Dear @al13n321, this PR hasn't been updated for a while. You will be unassigned. Will you continue working on it? If so, please feel free to reassign yourself.
I'm working on another parquet reader: https://github.com/ClickHouse/ClickHouse/pull/78380 (only the last 3 commits in that PR are relevant). Current plan is to merge both this PR ("v2") and that PR ("v3"), then see if one is pareto-better than the other and maybe remove one (and also remove v1).
The number of parquet readers in the codebase is getting kind of ridiculous, we should do something to separate them more cleanly and make them easy to remove. I'm thinking:
- Move the writer, native readers v1, v2 (yours), and v3 (mine) to 4 subdirectories of Formats/Impl/Parquet. Please move the v2 into a directory in this PR, then I'll send a separate PR to move the existing files (writer and v1).
- Don't add parquet-specific things to KeyCondition. ~Looks like the KeyCondition always comes from a call to
SourceWithKeyCondition::setKeyCondition(const std::optional<ActionsDAG>, ContextPtr). So maybe we can just remove the overloadsetKeyCondition(const std::shared_ptr<const KeyCondition>)and makeSourceWithKeyConditionstore anActionsDAGinstead ofKeyCondition? The format can create KeyCondition itself. Please try this. (Ideally we would also do something to reuse the KeyCondition/ColumnFilterHelper when reading many files in one query; I'm working on it, will try to unify it with https://github.com/ClickHouse/ClickHouse/pull/66253/ as well.)~ Use https://github.com/ClickHouse/ClickHouse/pull/80931 instead.
(I was also hoping that some v3 things would be easy to reuse in v2, but that doesn't seem to be the case.

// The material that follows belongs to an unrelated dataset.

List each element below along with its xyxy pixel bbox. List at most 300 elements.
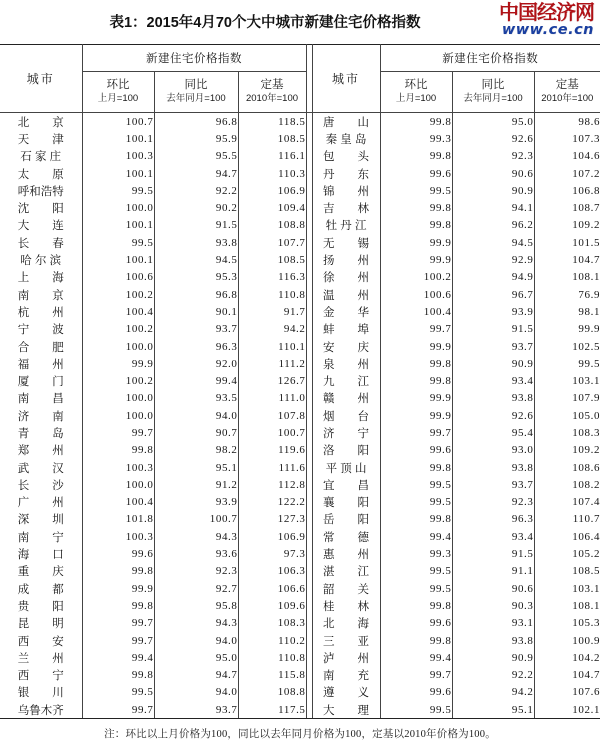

V3 integrates with prewhere, and will probably use KeyCondition for all non-prewhere filtering instead of re-analyzing the ActionsDAG; but that doesn't seem to fit v2 because v2 wants to split all conditions by columns, so it would need to pointlessly reimplement the splitting for KeyCondition and prewhere separately. V3 has some complicated fine-grained task scheduling and prefetching to extract ~all available parallelism and to avoid prefetching data before filters are applied; it doesn't seem feasible to reuse at all.)
Please make these changes, then we can get this merged and start benchmarking (and hopefully v3 will be ready soon so we can benchmark everything at once). You don't have to address all the nitpicks from review comments, up to you.
Don't add parquet-specific things to KeyCondition.
Use https://github.com/ClickHouse/ClickHouse/pull/80931 to get access to ActionsDAG from ParquetBlockInputFormat.
@liuneng1994, thank you so much for the contribution, which provided the basis of the currently merged implementation!